How to make self-raising flour

How to make self-raising flour

Ready to bake only to discover you’ve run out of self-raising flour? We’ve got you covered.

What is self-raising flour?

Self-raising flour is essentially plain cake flour with an amount of raising agent (or baking powder) already added to it. In the U.S, self-raising flour has additional salt added to it, but in South Africa, there isn’t. If you’re ever in a pinch, you can simply make your own by combining plain flour with baking powder (ratios explained at the bottom).

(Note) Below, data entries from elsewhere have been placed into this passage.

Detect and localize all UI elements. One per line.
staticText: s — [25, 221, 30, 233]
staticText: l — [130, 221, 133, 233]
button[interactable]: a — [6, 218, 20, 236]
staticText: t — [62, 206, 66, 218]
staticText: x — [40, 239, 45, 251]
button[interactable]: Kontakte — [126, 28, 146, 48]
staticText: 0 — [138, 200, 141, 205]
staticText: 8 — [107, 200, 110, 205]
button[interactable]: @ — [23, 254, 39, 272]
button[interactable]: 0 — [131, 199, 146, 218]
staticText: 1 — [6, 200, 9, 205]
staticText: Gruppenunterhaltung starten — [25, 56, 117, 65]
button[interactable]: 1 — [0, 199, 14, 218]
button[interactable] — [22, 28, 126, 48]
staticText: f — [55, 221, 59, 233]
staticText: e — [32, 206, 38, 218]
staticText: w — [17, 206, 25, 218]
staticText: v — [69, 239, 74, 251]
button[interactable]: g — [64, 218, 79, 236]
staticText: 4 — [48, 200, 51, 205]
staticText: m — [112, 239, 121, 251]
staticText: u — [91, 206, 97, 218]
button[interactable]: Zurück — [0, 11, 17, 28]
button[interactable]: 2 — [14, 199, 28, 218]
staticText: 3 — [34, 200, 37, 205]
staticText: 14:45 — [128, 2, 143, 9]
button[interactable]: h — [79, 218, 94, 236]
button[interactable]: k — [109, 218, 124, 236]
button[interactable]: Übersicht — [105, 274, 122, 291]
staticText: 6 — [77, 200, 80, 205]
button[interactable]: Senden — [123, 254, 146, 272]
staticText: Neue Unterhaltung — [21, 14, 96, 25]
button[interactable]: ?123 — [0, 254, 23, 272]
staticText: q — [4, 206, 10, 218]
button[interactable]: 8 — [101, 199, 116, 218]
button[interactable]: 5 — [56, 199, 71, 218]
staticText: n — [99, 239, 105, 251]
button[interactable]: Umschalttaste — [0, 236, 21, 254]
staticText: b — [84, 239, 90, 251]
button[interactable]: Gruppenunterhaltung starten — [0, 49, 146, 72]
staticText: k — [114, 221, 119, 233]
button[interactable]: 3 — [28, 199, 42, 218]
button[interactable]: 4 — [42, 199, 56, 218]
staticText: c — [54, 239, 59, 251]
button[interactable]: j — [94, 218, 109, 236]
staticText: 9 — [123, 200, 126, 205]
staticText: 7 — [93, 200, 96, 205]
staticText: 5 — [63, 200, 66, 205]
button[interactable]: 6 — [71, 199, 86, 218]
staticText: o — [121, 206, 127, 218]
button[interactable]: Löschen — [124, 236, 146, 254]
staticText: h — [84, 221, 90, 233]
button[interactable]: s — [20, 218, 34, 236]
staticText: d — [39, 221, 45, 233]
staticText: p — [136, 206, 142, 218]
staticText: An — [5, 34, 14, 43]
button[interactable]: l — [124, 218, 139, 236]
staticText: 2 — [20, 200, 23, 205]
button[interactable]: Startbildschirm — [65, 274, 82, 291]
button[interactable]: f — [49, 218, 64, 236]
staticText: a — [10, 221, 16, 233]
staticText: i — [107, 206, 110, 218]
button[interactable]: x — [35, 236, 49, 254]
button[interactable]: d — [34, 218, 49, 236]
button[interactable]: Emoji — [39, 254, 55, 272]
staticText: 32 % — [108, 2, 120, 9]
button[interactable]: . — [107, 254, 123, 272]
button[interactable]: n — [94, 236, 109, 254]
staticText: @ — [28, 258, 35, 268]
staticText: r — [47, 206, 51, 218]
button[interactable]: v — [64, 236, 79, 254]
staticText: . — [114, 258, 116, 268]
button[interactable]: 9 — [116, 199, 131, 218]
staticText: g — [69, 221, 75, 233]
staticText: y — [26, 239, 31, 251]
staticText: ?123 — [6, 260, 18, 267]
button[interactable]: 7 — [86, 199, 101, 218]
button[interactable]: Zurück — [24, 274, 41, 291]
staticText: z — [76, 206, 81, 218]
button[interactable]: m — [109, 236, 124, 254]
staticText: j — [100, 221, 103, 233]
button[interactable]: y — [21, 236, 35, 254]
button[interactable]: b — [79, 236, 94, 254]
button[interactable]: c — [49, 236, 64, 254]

Why would I use self-raising flour?

While it might seem silly to have self-raising flour and plain cake flour in your cupboard, the two do serve slightly different purposes. Plain flour is often used in recipes with heavier batters, to which baking powder would be added separately and likely in higher quantities. Self-raising flour is used for quick bakes such as muffins, scones and flapjacks, as the raising agent is already evenly combined with the flour and guarantees a stable rise.

How to check if your baking powder is still fresh

You might be surprised to find that baking powder doesn’t last forever. Depending on how you’ve stored it, it might only last 6 months to a year, after which time it won’t work as effectively. While the packet will have an expiration date, you can also check the freshness of baking powder by adding a teaspoon or two of it into hot water. If it fizzes, it’s still fresh and ready to use.


  1. Make your own self-raising flour by combining 150 g (1 cup) of plain flour with 2 t baking powder. Whisk well to ensure it's evenly distributed and then continue as recipe instructs.